"Георг Борн. Анна Австрийская, или Три мушкетера королевы (Том 2) (fb2) " - читать интересную книгу автора (Борн Георг)

IX. МАГДАЛЕНА ГРИФФОН

— Как это случилось, мой друг, что герцог д'Эпернон вдруг так полюбил тебя в последние годы жизни? — спросил маркиз барона де Сент-Аманд, приехавшего с виконтом к нему в гости.

— Гм! Очень просто, — ответил, улыбаясь, Милон, — это случилось почти на глазах виконта. Как тебе известно, королева послала нас узнать о здоровье герцога. В то время, как мы были у него в спальне, с ним опять сделался приступ удушья. Пока виконт ходил за доктором и расправлялся с Жюлем Гри, бежавшим из тюрьмы, я оставался с герцогом наедине, оказывая ему помощь. Я отнес его на постель, ухаживал за ним, затем мы привели к нему Вильмайзанта, и за все это я приобрел его доверие и благодарность.

— У него был другой доктор?

— Да, но тот не мог больше помочь ему, — продолжал Милон. — Впрочем, и Вильмайзант говорит, что последний час герцога приближается ускоренными шагами, но однако же помог ему настолько, что он может даже вставать с постели.

— Вильмайзант славный доктор, — заметил маркиз.

— Он доказал это, подлечив герцога, — сказал Этьенн, — я слышал, герцог сегодня уже выезжает.

— После того дня он уже два раза за мной посылал, — сказал Милон, — давал мне кое-какие секретные поручения и остался очень доволен моими услугами. Это увеличило его доверие. Надо помочь старику… Ведь ему уже немного остается… Хотя он и не один раз проделывал с нами скверные штуки, но мы должны, как добрые христиане, простить ему это.

— Я с тобой согласен, — прибавил виконт. — Но ты хотел сообщить нам сегодня какую-то секретную новость?

Милон как будто смутился. Маркиз заметил это.

— Вижу, вижу! — сказал он со своей тонкой, милой улыбкой, — очень важное дело… Сердечная тайна…

— Угадал! — вскричал Милон, — я теперь на распутье, и вы первые узнаете, на что я решаюсь.

— Мы на это имеем некоторое право, — заметил Этьенн.

— Я долго обдумывал, боролся, и, наконец, решился на все, не думая о последствиях, — сказал Милон, — я хочу сделать предложение одной девушке, пусть даже из-за этого мне пришлось бы лишиться чести быть мушкетером королевы!

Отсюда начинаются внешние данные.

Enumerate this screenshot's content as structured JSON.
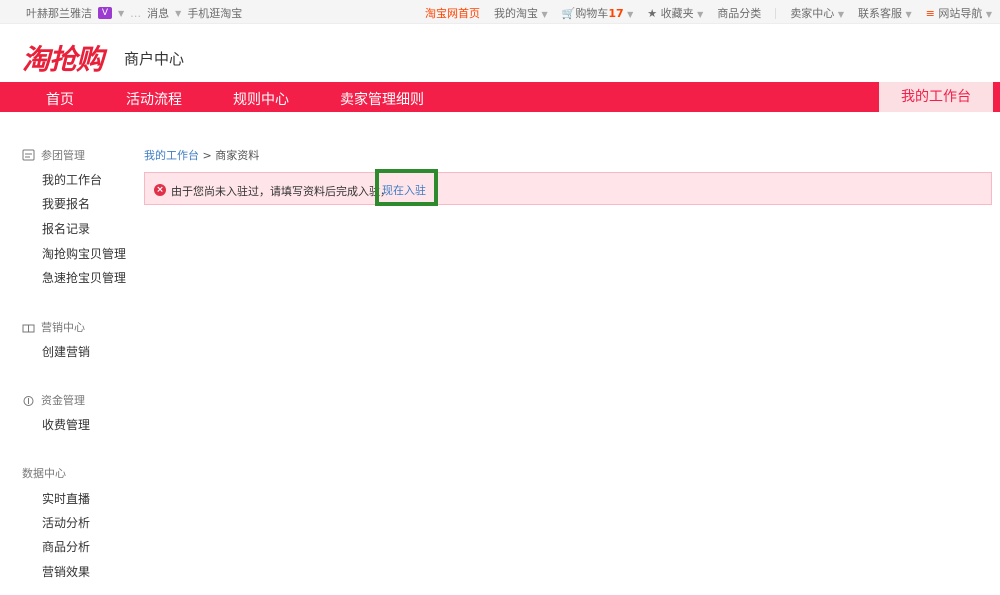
{
  "topbar": {
    "user": "叶赫那兰雅洁",
    "vip": "V",
    "messages": "消息",
    "mobile": "手机逛淘宝",
    "home": "淘宝网首页",
    "my_taobao": "我的淘宝",
    "cart": "购物车",
    "cart_count": "17",
    "favorites": "收藏夹",
    "categories": "商品分类",
    "seller": "卖家中心",
    "service": "联系客服",
    "sitenav": "网站导航"
  },
  "header": {
    "logo": "淘抢购",
    "subtitle": "商户中心"
  },
  "nav": {
    "items": [
      "首页",
      "活动流程",
      "规则中心",
      "卖家管理细则"
    ],
    "current": "我的工作台"
  },
  "sidebar": {
    "groups": [
      {
        "title": "参团管理",
        "items": [
          "我的工作台",
          "我要报名",
          "报名记录",
          "淘抢购宝贝管理",
          "急速抢宝贝管理"
        ]
      },
      {
        "title": "营销中心",
        "items": [
          "创建营销"
        ]
      },
      {
        "title": "资金管理",
        "items": [
          "收费管理"
        ]
      },
      {
        "title": "数据中心",
        "items": [
          "实时直播",
          "活动分析",
          "商品分析",
          "营销效果"
        ]
      }
    ]
  },
  "breadcrumb": {
    "link": "我的工作台",
    "sep": ">",
    "current": "商家资料"
  },
  "alert": {
    "message": "由于您尚未入驻过，请填写资料后完成入驻，",
    "action": "现在入驻"
  },
  "colors": {
    "brand": "#f31f48",
    "link": "#3f7dc4",
    "highlight": "#2d8a2d"
  }
}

— Догадываюсь, о ком идет речь… — вполголоса сказал Этьенн.

— Вы все знаете молоденькую помощницу смотрителя королевского серебра, Жозефину, я люблю ее и решаюсь отбросить всякие предрассудки.

— Как! Ты хочешь жениться на дочери старого Пьера Гри? — спросил виконт.

Маркиз слушал, скрестив руки.

— Я люблю ее и не хочу из-за светских условностей жертвовать своей любовью. Жозефина хорошая, честная девушка… Почему бы мне не последовать голосу сердца? Напротив, я дурно поступлю, если позволю предрассудкам помешать моему счастью.

— Один вопрос, друг мой, — сказал маркиз, положив руку на плечо Милона, — вполне ли ты обдумал свой шаг? Взвесил ли все последствия его?

— Да!

— Да, а ты убежден в искренности сердца и любви девушки? — спросил маркиз.

— Да, да! — ответил Милон, — в ком-то другом могу сомневаться, но только не в Жозефине!

— Я завидую твоей уверенности, твоей вере, Милон, — серьезно сказал маркиз.

— Ты так говоришь, как будто желаешь предостеречь меня от чего-то, скажи откровенно, в чем ты сомневаешься?

— В жизни маркиза есть одна вещь, которой, как я давно заметил, нельзя касаться и о которой он сам неохотно говорит, — сказал Этьенн Милону, — не будем расспрашивать его.

Маркиз стоял задумавшись.

Милон пристально посмотрел на него своими добрыми, открытыми глазами и протянул ему руку.

— Ты видишь, — сказал он, — мы совершенно откровенны с тобой, не будь же и ты скрытен. Может быть, твой рассказ будет мне полезен.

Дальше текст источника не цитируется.